The stock price growth worries me, because it’s like trying to catch a rocket ship after it’s already taken off and is starting to come back down to Earth.

I should have invested in it 10 years ago at €60 per share instead of €600 per share.

On the other hand, the stock is down 27% in 1 year. Perhaps the rocket has come down to a reasonable price.

Criteria #3: What is the story that will drive the company to success?

Eli Lilly is the maker of one of the more popular obesity drugs, Mounjaro, and as you know, the world needs weight loss drugs. And they just passed a promising trial of another weight loss drug (a pill) that helped a lot of people lose a lot of weight.

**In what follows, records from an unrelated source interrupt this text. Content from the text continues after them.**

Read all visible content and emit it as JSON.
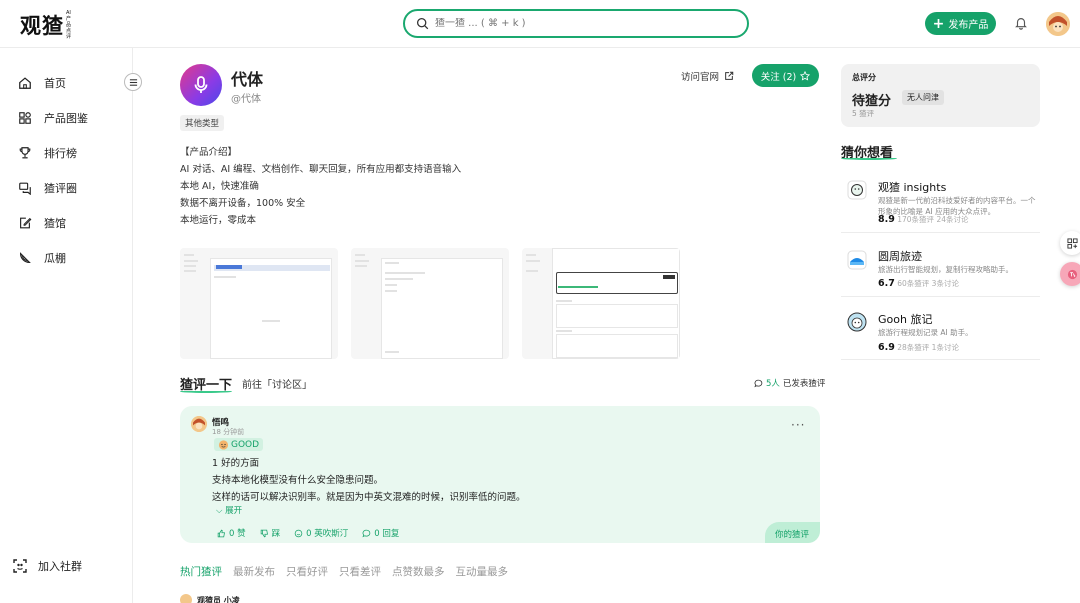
{
  "header": {
    "logo": "观猹",
    "logo_small": "AI产品点评",
    "search_placeholder": "猹一猹 ... ( ⌘ + k )",
    "publish_label": "发布产品"
  },
  "sidebar": {
    "items": [
      {
        "label": "首页",
        "icon": "home-icon"
      },
      {
        "label": "产品图鉴",
        "icon": "grid-icon"
      },
      {
        "label": "排行榜",
        "icon": "trophy-icon"
      },
      {
        "label": "猹评圈",
        "icon": "chat-icon"
      },
      {
        "label": "猹馆",
        "icon": "edit-icon"
      },
      {
        "label": "瓜棚",
        "icon": "melon-icon"
      }
    ],
    "join_label": "加入社群"
  },
  "product": {
    "name": "代体",
    "handle": "@代体",
    "tag": "其他类型",
    "visit_label": "访问官网",
    "follow_label": "关注 (2)",
    "description": [
      "【产品介绍】",
      "AI 对话、AI 编程、文档创作、聊天回复，所有应用都支持语音输入",
      "本地 AI，快速准确",
      "数据不离开设备，100% 安全",
      "本地运行，零成本"
    ]
  },
  "reviews": {
    "title": "猹评一下",
    "goto_label": "前往「讨论区」",
    "count_num": "5人",
    "count_suffix": "已发表猹评",
    "card": {
      "user": "悟鸣",
      "time": "18 分钟前",
      "badge": "GOOD",
      "lines": [
        "1 好的方面",
        "支持本地化模型没有什么安全隐患问题。",
        "这样的话可以解决识别率。就是因为中英文混难的时候，识别率低的问题。"
      ],
      "expand_label": "展开",
      "actions": [
        "0 赞",
        "踩",
        "0 英吹斯汀",
        "0 回复"
      ],
      "your_review": "你的猹评"
    },
    "sort_tabs": [
      "热门猹评",
      "最新发布",
      "只看好评",
      "只看差评",
      "点赞数最多",
      "互动量最多"
    ],
    "next_user": "观猹员 小凌"
  },
  "score": {
    "label": "总评分",
    "value": "待猹分",
    "badge": "无人问津",
    "sub": "5 猹评"
  },
  "guess": {
    "title": "猜你想看",
    "items": [
      {
        "name": "观猹 insights",
        "desc": "观猹是新一代前沿科技爱好者的内容平台。一个形象的比喻是 AI 应用的大众点评。",
        "score": "8.9",
        "reviews": "170条猹评",
        "discuss": "24条讨论"
      },
      {
        "name": "圆周旅迹",
        "desc": "旅游出行智能规划，复制行程攻略助手。",
        "score": "6.7",
        "reviews": "60条猹评",
        "discuss": "3条讨论"
      },
      {
        "name": "Gooh 旅记",
        "desc": "旅游行程规划记录 AI 助手。",
        "score": "6.9",
        "reviews": "28条猹评",
        "discuss": "1条讨论"
      }
    ]
  },
  "colors": {
    "accent": "#16a26a",
    "card_bg": "#e9f8f0"
  }
}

Eli Lilly uses tirzepatide for its weight loss, while Novo Nordisk uses semaglutide. They are competitors. Novo Nordisk has just announced price cuts for its Wegovy product, which could lead to price pressures.

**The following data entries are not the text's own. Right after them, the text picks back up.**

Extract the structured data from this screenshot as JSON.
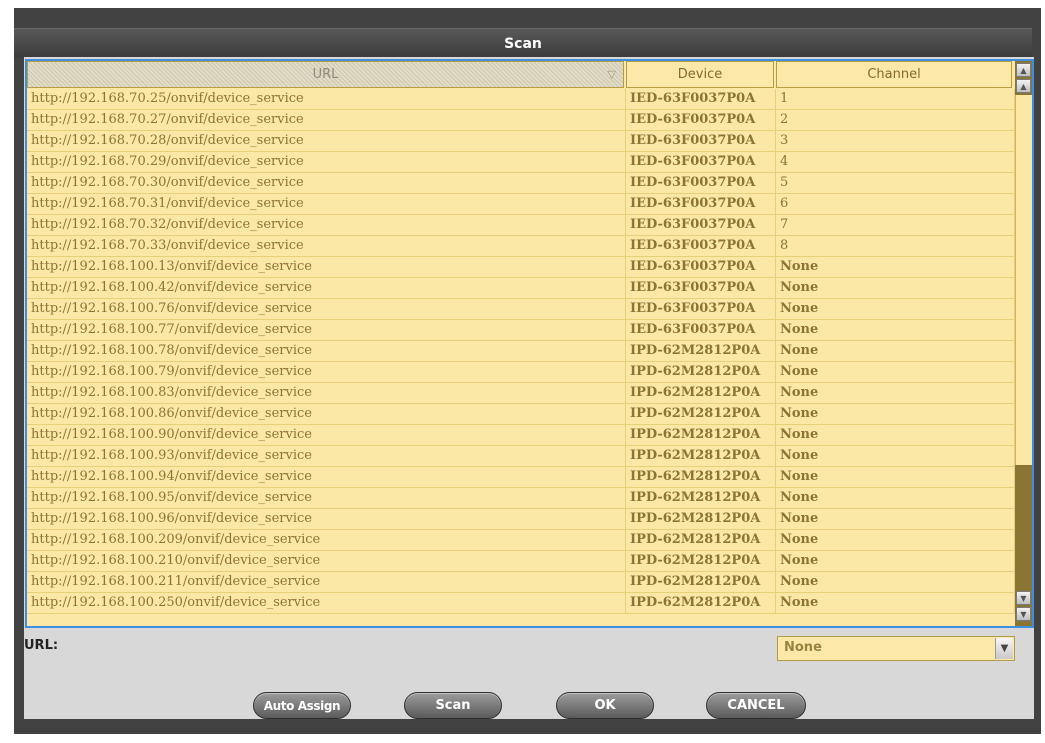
{
  "dialog": {
    "title": "Scan"
  },
  "table": {
    "headers": {
      "url": "URL",
      "device": "Device",
      "channel": "Channel"
    },
    "rows": [
      {
        "url": "http://192.168.70.25/onvif/device_service",
        "device": "IED-63F0037P0A",
        "channel": "1"
      },
      {
        "url": "http://192.168.70.27/onvif/device_service",
        "device": "IED-63F0037P0A",
        "channel": "2"
      },
      {
        "url": "http://192.168.70.28/onvif/device_service",
        "device": "IED-63F0037P0A",
        "channel": "3"
      },
      {
        "url": "http://192.168.70.29/onvif/device_service",
        "device": "IED-63F0037P0A",
        "channel": "4"
      },
      {
        "url": "http://192.168.70.30/onvif/device_service",
        "device": "IED-63F0037P0A",
        "channel": "5"
      },
      {
        "url": "http://192.168.70.31/onvif/device_service",
        "device": "IED-63F0037P0A",
        "channel": "6"
      },
      {
        "url": "http://192.168.70.32/onvif/device_service",
        "device": "IED-63F0037P0A",
        "channel": "7"
      },
      {
        "url": "http://192.168.70.33/onvif/device_service",
        "device": "IED-63F0037P0A",
        "channel": "8"
      },
      {
        "url": "http://192.168.100.13/onvif/device_service",
        "device": "IED-63F0037P0A",
        "channel": "None"
      },
      {
        "url": "http://192.168.100.42/onvif/device_service",
        "device": "IED-63F0037P0A",
        "channel": "None"
      },
      {
        "url": "http://192.168.100.76/onvif/device_service",
        "device": "IED-63F0037P0A",
        "channel": "None"
      },
      {
        "url": "http://192.168.100.77/onvif/device_service",
        "device": "IED-63F0037P0A",
        "channel": "None"
      },
      {
        "url": "http://192.168.100.78/onvif/device_service",
        "device": "IPD-62M2812P0A",
        "channel": "None"
      },
      {
        "url": "http://192.168.100.79/onvif/device_service",
        "device": "IPD-62M2812P0A",
        "channel": "None"
      },
      {
        "url": "http://192.168.100.83/onvif/device_service",
        "device": "IPD-62M2812P0A",
        "channel": "None"
      },
      {
        "url": "http://192.168.100.86/onvif/device_service",
        "device": "IPD-62M2812P0A",
        "channel": "None"
      },
      {
        "url": "http://192.168.100.90/onvif/device_service",
        "device": "IPD-62M2812P0A",
        "channel": "None"
      },
      {
        "url": "http://192.168.100.93/onvif/device_service",
        "device": "IPD-62M2812P0A",
        "channel": "None"
      },
      {
        "url": "http://192.168.100.94/onvif/device_service",
        "device": "IPD-62M2812P0A",
        "channel": "None"
      },
      {
        "url": "http://192.168.100.95/onvif/device_service",
        "device": "IPD-62M2812P0A",
        "channel": "None"
      },
      {
        "url": "http://192.168.100.96/onvif/device_service",
        "device": "IPD-62M2812P0A",
        "channel": "None"
      },
      {
        "url": "http://192.168.100.209/onvif/device_service",
        "device": "IPD-62M2812P0A",
        "channel": "None"
      },
      {
        "url": "http://192.168.100.210/onvif/device_service",
        "device": "IPD-62M2812P0A",
        "channel": "None"
      },
      {
        "url": "http://192.168.100.211/onvif/device_service",
        "device": "IPD-62M2812P0A",
        "channel": "None"
      },
      {
        "url": "http://192.168.100.250/onvif/device_service",
        "device": "IPD-62M2812P0A",
        "channel": "None"
      }
    ]
  },
  "url_field": {
    "label": "URL:",
    "selected": "None"
  },
  "buttons": {
    "auto_assign": "Auto Assign",
    "scan": "Scan",
    "ok": "OK",
    "cancel": "CANCEL"
  },
  "icons": {
    "sort": "sort-desc-icon",
    "scroll_up": "scroll-up-icon",
    "scroll_down": "scroll-down-icon",
    "dropdown": "chevron-down-icon"
  },
  "colors": {
    "dialog_bg": "#424242",
    "table_bg": "#fbe7a6",
    "table_text": "#8c7434",
    "selection_border": "#3e8fe0",
    "scrollbar_track": "#8a7534",
    "button_gray": "#7a7a7a"
  }
}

As well, generics of semaglutide are about to hit the market in several countries. Which will lead to more price pressures.

Eli Lilly currently pays a dividend of just less than 1%.

Here’s What ChatGPT Says

✅ The Case For Eli Lilly (Long-Term Bull Thesis)

  • Explosive Revenue Growth from GLP-1 Drugs
    • Mounjaro (tirzepatide) for diabetes and Zepbound for obesity could generate tens of billions annually if adoption continues.
    • Analysts project obesity/diabetes market size of $50B+ by 2030, with Lilly and Novo Nordisk leading.
  • Pipeline Beyond GLP-1s
    • Alzheimer’s drug donanemab has received FDA approval (July 2024).
    • Strong late-stage pipeline in oncology, immunology, and neuroscience diversifies revenue.
  • Wide Economic Moat
    • Patent protection on tirzepatide into the mid-2030s gives Lilly a multi-year runway before generics.
    • Strong brand trust and entrenched distribution in pharma markets.
  • Earnings Catch-Up to Valuation
    • Current high P/E reflects low present earnings vs. huge projected future earnings.
    • If earnings scale as projected, today’s valuation could “grow into itself.”
  • Defensive + Growth
    • Healthcare demand is resilient in recessions, while obesity/diabetes is a secular growth trend.
    • A rare “growth + defensiveness” stock, often commanding a premium.

❌ The Case Against Eli Lilly (Bear Thesis)

  • Extremely High Valuation
    • Forward P/E well above pharma peers (often 40–50x vs. 15–20x sector average).
    • Market is already pricing in massive success — little margin of safety if growth stumbles.
  • Concentration Risk in GLP-1s
    • Revenue growth is heavily dependent on tirzepatide’s continued success.
    • If a safety issue, competitor breakthrough, or slower uptake occurs, growth could stall.
  • Patent Expiration Risk (Longer-Term)
    • While tirzepatide patents run into the 2030s, eventual generic erosion is inevitable.
    • Earlier expirations abroad (Canada 2026, India, etc.) could pressure international sales.
  • Competition Heating Up
    • Novo Nordisk remains a fierce rival with semaglutide.
    • Other pharma companies (Pfizer, Amgen, AstraZeneca) are developing next-gen obesity treatments.
  • Execution & Supply Chain Risks
    • Lilly has struggled with supply shortages of GLP-1s due to surging demand.
    • Scaling production without bottlenecks is critical — failure could limit revenue growth.
  • Priced for Perfection
    • At today’s valuation, Lilly must deliver flawless execution on GLP-1s and meaningful success from its broader pipeline.
    • Any setback (delayed FDA approvals, trial failures, regulatory hurdles) could lead to a sharp pullback.

📌 Balanced View:
Eli Lilly is priced as if it will dominate the obesity/diabetes market and convert pipeline drugs into blockbusters. If it delivers, long-term investors could still do very well even at a high P/E today. But the risk is that the stock leaves little room for disappointment — it’s a classic “growth at a very high price” situation.

Conclusion

I want to like Eli Lilly. I want to buy it for my public portfolio. But perhaps it’s not the best first choice for a purchase.

This is on the waiting list for consideration.